Video seven was basically an extension to video six, which was heavy on shorting. Only this time Tim covered a little more than just "pump & dumps". He also talked about shorting stocks that aren't blatant pumps.
For starters Tim explained that swing trades can have more risk at first but can also open you up to larger gains, this is especially true for short swings because of the difficulty of location shares to short, often times in order to find shares you'll need to get in early and that can put you in the red at first.
At one point he spoke about a stock he shorted that had been halted in Canada before it was halted in the US market. I'm going to look into the Canadian market and see if their is a list of halted stocks that gets updated regularly. I'm curios if that would be a tricky way of finding short plays before they go red in the US... Not sure, just curious.
A few things to consider when you are looking to short a promoted stock:
- Watch for paid promoters, promoters on social networks
- Pumps can last days, weeks, even months before crashing
- Wait for the technical breaks on the chart.
- Take a look at the promotional budget (its in the disclaimers usually with $ amount written in words and not in numerical such as $1000 vs one thousand dollars)
- Watch for the volume and price action to start its fade
- Try and look at past pumps by the promoter, look for patterns
- Try to get the first red day
- watch for afternoon breakdowns
Tim has said this many times over the years, "It's okay to be wrong if you cut losses quickly and learn from your mistakes"
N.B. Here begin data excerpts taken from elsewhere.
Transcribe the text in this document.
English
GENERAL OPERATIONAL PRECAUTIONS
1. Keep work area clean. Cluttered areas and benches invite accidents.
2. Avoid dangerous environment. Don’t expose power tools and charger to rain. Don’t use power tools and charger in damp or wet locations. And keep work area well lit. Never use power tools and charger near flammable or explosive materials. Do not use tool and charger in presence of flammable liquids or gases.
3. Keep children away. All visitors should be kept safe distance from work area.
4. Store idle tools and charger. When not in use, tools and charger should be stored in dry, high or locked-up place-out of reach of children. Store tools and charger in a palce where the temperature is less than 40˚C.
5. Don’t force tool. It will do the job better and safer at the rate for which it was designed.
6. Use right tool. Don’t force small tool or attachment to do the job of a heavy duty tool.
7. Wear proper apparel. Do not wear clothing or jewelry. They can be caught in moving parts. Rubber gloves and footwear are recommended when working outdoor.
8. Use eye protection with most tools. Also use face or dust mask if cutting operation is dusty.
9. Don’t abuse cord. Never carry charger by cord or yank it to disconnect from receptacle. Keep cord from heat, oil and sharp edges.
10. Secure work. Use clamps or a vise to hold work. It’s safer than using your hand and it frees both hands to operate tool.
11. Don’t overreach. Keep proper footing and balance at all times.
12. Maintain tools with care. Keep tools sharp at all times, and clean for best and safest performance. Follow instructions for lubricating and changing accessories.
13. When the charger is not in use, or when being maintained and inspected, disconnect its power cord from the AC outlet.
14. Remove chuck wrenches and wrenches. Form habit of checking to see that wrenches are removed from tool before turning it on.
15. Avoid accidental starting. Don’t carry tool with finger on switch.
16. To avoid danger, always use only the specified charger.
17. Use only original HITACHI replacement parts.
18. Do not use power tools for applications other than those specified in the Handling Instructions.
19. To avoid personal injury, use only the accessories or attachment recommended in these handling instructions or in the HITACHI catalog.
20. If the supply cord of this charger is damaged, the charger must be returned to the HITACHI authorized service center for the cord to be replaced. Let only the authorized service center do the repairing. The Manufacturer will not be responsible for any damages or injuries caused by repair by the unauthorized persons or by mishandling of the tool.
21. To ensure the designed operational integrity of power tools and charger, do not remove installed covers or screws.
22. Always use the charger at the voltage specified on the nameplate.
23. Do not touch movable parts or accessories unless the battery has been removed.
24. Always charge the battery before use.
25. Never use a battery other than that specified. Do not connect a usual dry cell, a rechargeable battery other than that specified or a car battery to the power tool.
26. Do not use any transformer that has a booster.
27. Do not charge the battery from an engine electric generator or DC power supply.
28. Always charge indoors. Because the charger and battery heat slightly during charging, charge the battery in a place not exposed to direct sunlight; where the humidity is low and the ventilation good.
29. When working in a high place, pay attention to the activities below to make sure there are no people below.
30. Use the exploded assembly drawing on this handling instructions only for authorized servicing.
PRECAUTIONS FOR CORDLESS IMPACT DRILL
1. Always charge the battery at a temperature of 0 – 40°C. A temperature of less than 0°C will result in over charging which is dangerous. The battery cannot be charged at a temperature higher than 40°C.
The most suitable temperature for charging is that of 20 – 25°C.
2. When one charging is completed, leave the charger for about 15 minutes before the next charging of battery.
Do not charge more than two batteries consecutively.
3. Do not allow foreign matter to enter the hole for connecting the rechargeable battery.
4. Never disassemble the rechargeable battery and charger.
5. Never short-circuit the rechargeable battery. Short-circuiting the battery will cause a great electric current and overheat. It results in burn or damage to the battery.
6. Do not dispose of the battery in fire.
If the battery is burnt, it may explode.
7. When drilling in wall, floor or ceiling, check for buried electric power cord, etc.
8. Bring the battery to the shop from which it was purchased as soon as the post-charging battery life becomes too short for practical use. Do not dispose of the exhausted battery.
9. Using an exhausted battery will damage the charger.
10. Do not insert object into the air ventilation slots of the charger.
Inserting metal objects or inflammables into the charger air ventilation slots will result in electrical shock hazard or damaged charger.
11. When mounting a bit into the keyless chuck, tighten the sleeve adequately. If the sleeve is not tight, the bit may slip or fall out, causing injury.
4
We should be not just learning what the patterns on the charts look like, but understand why that pattern is taking place.
You don't have to trade everyday. I know that for me because of the small account I'll be starting with I can afford to trade everyday. I plan on trading money on the best plays that I can find and others that I'm not as confident on but want to use as learning tools, I'll be paper trading.
Tim then went on to explain that you can also short non-pump plays, such as higher priced stocks that are over extended, getting hit by negative pr, etc. The percents you can net will be lower, but it can be much more predictable than the rare blatant pump and dump. I'm thinking the gains you should be aiming for realistically are 3% to 8%.
Watch for exposes, they spread quickly and can push price action.
January Effect / Santa Claus Rally
Often times companies that are looking at a financial loss will sell off stocks near the end of the year for the tax benefits. This causes some stocks to become deflated and beaten down. The result is that in January you may see stocks spiking for no apparent reason. This can also take place early in December in what is call a Santa Claus Rally.
Tim will short in morning panics, sometimes holding a stock overnight with the ticker closes on red. He also like to short into afternoon fades which can be much more predictable but with lesser percentages.
Lastly, Tim said to follow your rules. Sometimes you may need to cover and try again, but always cut your losses.